Dick Wolf was born in 1946, in New York. Having previously worked as an ad copywriter, in 1985 Wolf joined NBC's Hill Street Blues team as an executive script consultant and stayed through the show's final season, earning Emmy and Writer's Guild nominations. In 1988, Wolf formed his own television production company, Wolf Films, which would go on to produce the long-running series Law & Order and its spinoffs. Wolf has also produced films such as School Ties, No Man’s Land and Twin Towers and helmed a number of Windy City–based dramas, including Chicago Fire and Chicago Medical.

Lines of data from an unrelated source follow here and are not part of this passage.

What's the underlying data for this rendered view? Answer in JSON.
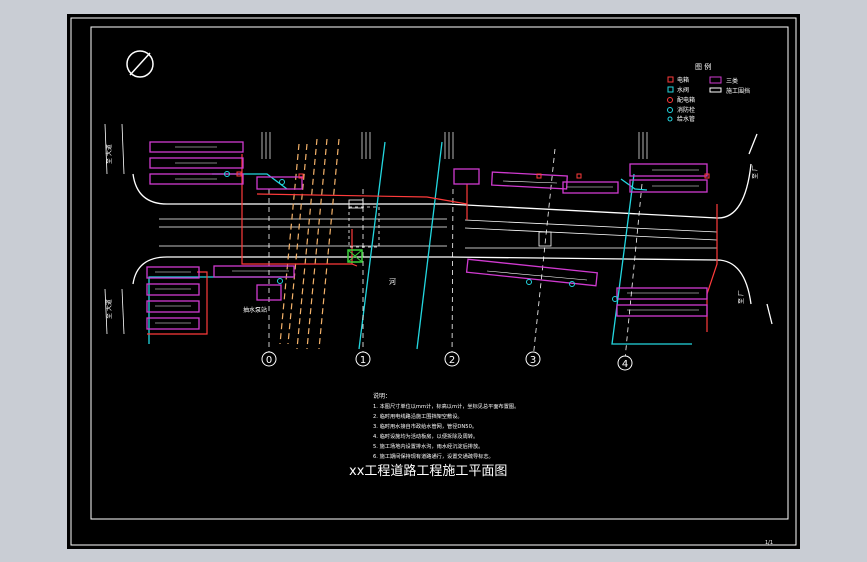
{
  "drawing": {
    "title": "xx工程道路工程施工平面图",
    "page_no": "1/1",
    "river_label": "河",
    "left_road_top": "至 大道",
    "left_road_bottom": "至 大道",
    "right_road_label": "至 厂",
    "right_road_label2": "至 厂",
    "pump_label": "抽水泵站",
    "axis_labels": [
      "0",
      "1",
      "2",
      "3",
      "4"
    ],
    "legend": {
      "title": "图 例",
      "items": [
        {
          "label": "电箱",
          "color": "#ff3b3b"
        },
        {
          "label": "水阀",
          "color": "#23d7e0"
        },
        {
          "label": "配电箱",
          "color": "#ff3b3b"
        },
        {
          "label": "消防栓",
          "color": "#23d7e0"
        },
        {
          "label": "给水管",
          "color": "#23d7e0"
        },
        {
          "label": "三类",
          "color": "#d03ad0"
        },
        {
          "label": "施工围挡",
          "color": "#ffffff"
        }
      ]
    },
    "notes": {
      "heading": "说明：",
      "lines": [
        "1. 本图尺寸单位以mm计，标高以m计，坐标见总平面布置图。",
        "2. 临时用电线路沿施工围挡架空敷设。",
        "3. 临时用水接自市政给水管网，管径DN50。",
        "4. 临时设施均为活动板房，以便拆除及周转。",
        "5. 施工场地内设置排水沟，雨水经沉淀后排放。",
        "6. 施工期间保持现有道路通行，设置交通疏导标志。"
      ]
    },
    "colors": {
      "background": "#000000",
      "frame": "#ffffff",
      "power": "#ff3b3b",
      "water": "#23d7e0",
      "facility": "#d03ad0",
      "fence": "#ffffff",
      "grid": "#f4b26a"
    }
  }
}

Education and Early Career
Richard Anthony Wolf was born on December 20, 1946, in New York City. He studied at Philips Andover Academy, with future U.S. president George W. Bush among his classmates, before attending the University of Pennsylvania, from which he graduated in 1969.

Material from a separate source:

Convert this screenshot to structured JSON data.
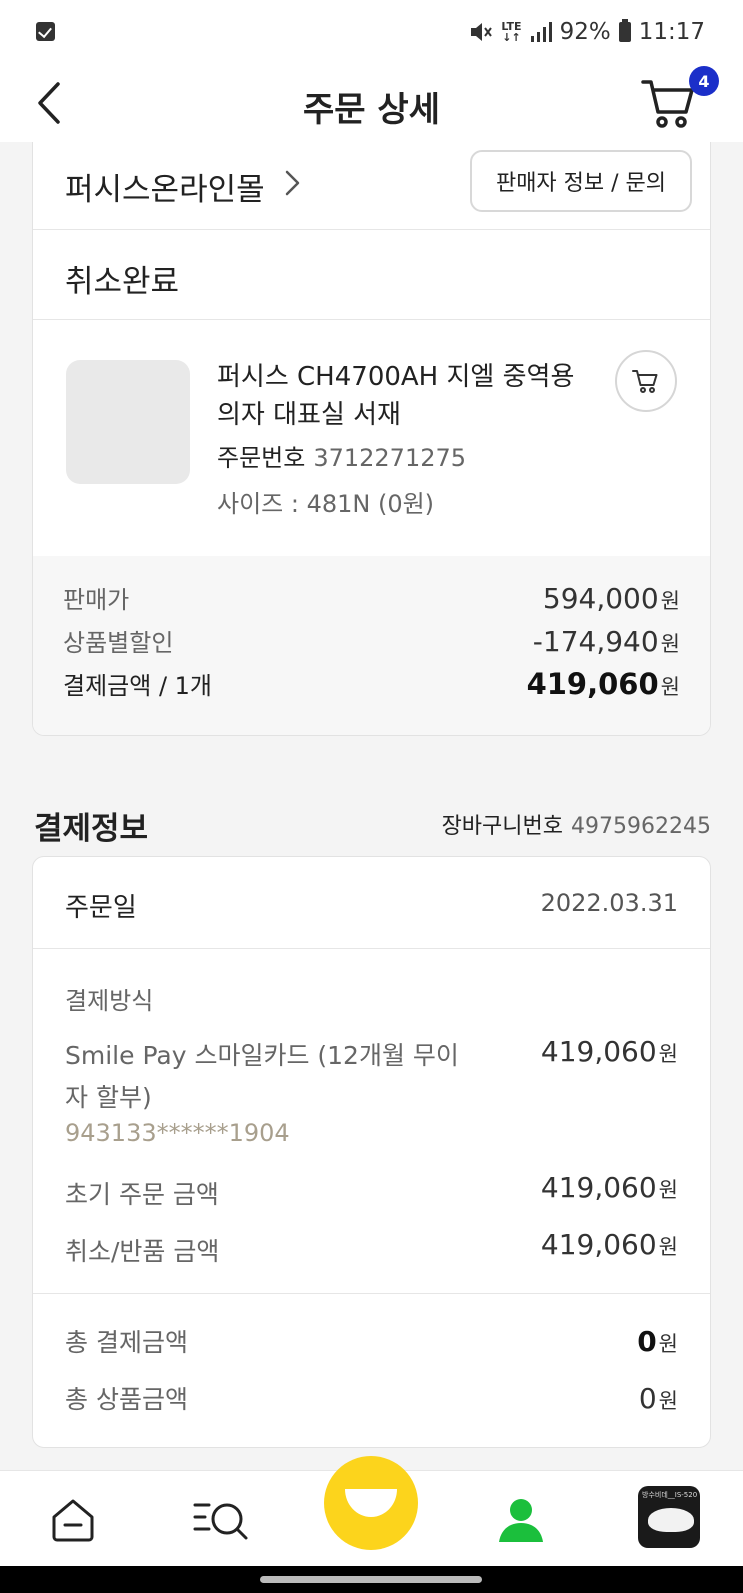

Wolf went on to launch a successful career in advertising, writing and producing more than 100 TV commercials and penning the slogans "You can't beat Crest for fighting cavities" and "I'm Cheryl, fly me" for National Airlines. Yet despite his success in copywriting, Wolf decided to transition to long-form narratives for the screen. He wrote and produced 1978’s Skateboard, an endearing teen flick that became his first feature film, and then penned the 1981 news comedy Gas.

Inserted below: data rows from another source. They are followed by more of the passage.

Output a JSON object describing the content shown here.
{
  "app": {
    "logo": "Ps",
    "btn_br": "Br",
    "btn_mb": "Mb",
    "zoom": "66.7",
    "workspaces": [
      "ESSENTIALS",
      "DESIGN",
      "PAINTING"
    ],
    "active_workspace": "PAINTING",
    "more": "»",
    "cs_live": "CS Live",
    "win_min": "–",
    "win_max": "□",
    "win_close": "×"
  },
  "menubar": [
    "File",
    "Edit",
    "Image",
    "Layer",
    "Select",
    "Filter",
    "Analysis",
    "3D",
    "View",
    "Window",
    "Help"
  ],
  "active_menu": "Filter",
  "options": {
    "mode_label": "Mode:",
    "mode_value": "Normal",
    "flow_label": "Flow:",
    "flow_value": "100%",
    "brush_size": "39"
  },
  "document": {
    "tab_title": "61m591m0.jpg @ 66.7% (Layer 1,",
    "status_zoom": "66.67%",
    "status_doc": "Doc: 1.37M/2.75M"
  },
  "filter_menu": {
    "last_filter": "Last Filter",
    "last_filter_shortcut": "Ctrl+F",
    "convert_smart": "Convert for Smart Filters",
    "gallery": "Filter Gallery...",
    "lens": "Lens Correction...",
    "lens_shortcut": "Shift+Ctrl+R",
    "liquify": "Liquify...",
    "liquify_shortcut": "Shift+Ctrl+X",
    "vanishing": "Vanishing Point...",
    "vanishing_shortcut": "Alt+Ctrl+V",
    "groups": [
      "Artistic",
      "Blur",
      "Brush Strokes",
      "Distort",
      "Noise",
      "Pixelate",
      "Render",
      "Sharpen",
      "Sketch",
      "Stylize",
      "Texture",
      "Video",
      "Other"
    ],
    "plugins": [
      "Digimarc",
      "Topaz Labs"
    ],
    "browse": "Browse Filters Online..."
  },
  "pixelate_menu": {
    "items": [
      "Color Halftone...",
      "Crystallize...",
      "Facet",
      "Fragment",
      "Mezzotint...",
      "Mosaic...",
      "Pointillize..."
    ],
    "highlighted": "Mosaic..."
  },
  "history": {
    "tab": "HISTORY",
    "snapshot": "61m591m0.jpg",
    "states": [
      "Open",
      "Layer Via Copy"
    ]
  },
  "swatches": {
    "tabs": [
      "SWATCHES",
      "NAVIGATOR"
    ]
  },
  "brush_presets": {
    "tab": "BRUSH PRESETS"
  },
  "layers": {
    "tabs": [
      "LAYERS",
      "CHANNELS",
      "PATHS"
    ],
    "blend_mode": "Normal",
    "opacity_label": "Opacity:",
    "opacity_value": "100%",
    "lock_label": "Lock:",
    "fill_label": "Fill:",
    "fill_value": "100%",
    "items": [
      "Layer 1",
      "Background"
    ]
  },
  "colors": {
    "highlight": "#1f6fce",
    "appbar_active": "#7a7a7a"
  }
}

'Hill Street Blues' and 'Miami Vice'
In 1985, Wolf joined NBC's Hill Street Blues team as an executive script consultant and stayed through the show's final season, earning Emmy and Writer's Guild nominations for the episode "What Are Friends For?" In the mid-'80s, Wolf went on to join another iconic show of the decade, Miami Vice, starring Don Johnson and Philip Michael Thomas as two sharply dressed detectives surviving the gritty realities of urban crime. However Johnson eventually had Wolf removed from the show, with the producer thus seeing his final work for the series in 1988.
'Law & Order' Franchise
Undeterred, Wolf launched the TV and movie production company Wolf Films and went on to create the series for which he would become most widely known—Law & Order, which made its debut in 1990 and lasted for two decades. The hour-long show, originally starring Chris Noth, Michael Moriarty and Richard Brooks, among others, relied heavily on dialogue and exposition with a unique procedural formula: The first half of each episode showcased police unearthing the details of a crime, while the second half followed the prosecution of said crime.
Over the years, Law & Order spawned a number of spinoffs, most notably Law & Order: Special Victims Unit, another long-running show—starring Mariska Hargitay, Christopher Meloni, Ice-T and Richard Belzer—that focuses on investigations related to sexually oriented crimes. Other parts of the Law & Order franchise have included the Criminal Intent series as well as LA- and UK-based shows. Wolf received a slew of Emmy nominations for his work as producer on the original Law & Order, with the show winning the 1997 Emmy for Outstanding Drama Series.
Wolf was also responsible for helming other police series, such as New York Undercover and Dragnet. He later turned his vision towards the Windy City with the firefighter/paramedic drama Chicago Fire, which debuted in 2012. Fire was later joined on NBC by Chicago P.D. and Chicago Med, with a Chicago Law said to be on the horizon in 2016, thus creating an intricately interconnected screen universe. That same year, Wolf renewed his contract with NBCUniversal in a highly lucrative five-year deal.
Wolf, who had previously penned a detective serial in his pre-teen years, also entered the world of book publishing. He has authored a Harper Collins fiction series focusing on NYPD investigator Jeremy Fisk, featuring the titles The Intercept (2012), The Execution (2014) and The Ultimatum (2015).
Wolf has been married three times and has four children. He wed his third wife, actress Noelle Lippman, in 2006. His second wife, Christine Marburg, has been involved in a years-long legal battle pushing for a renegotiation of the terms of their 2003 divorce, stating that she was not made aware of the extent of Wolf’s assets in light of a historical TV deal.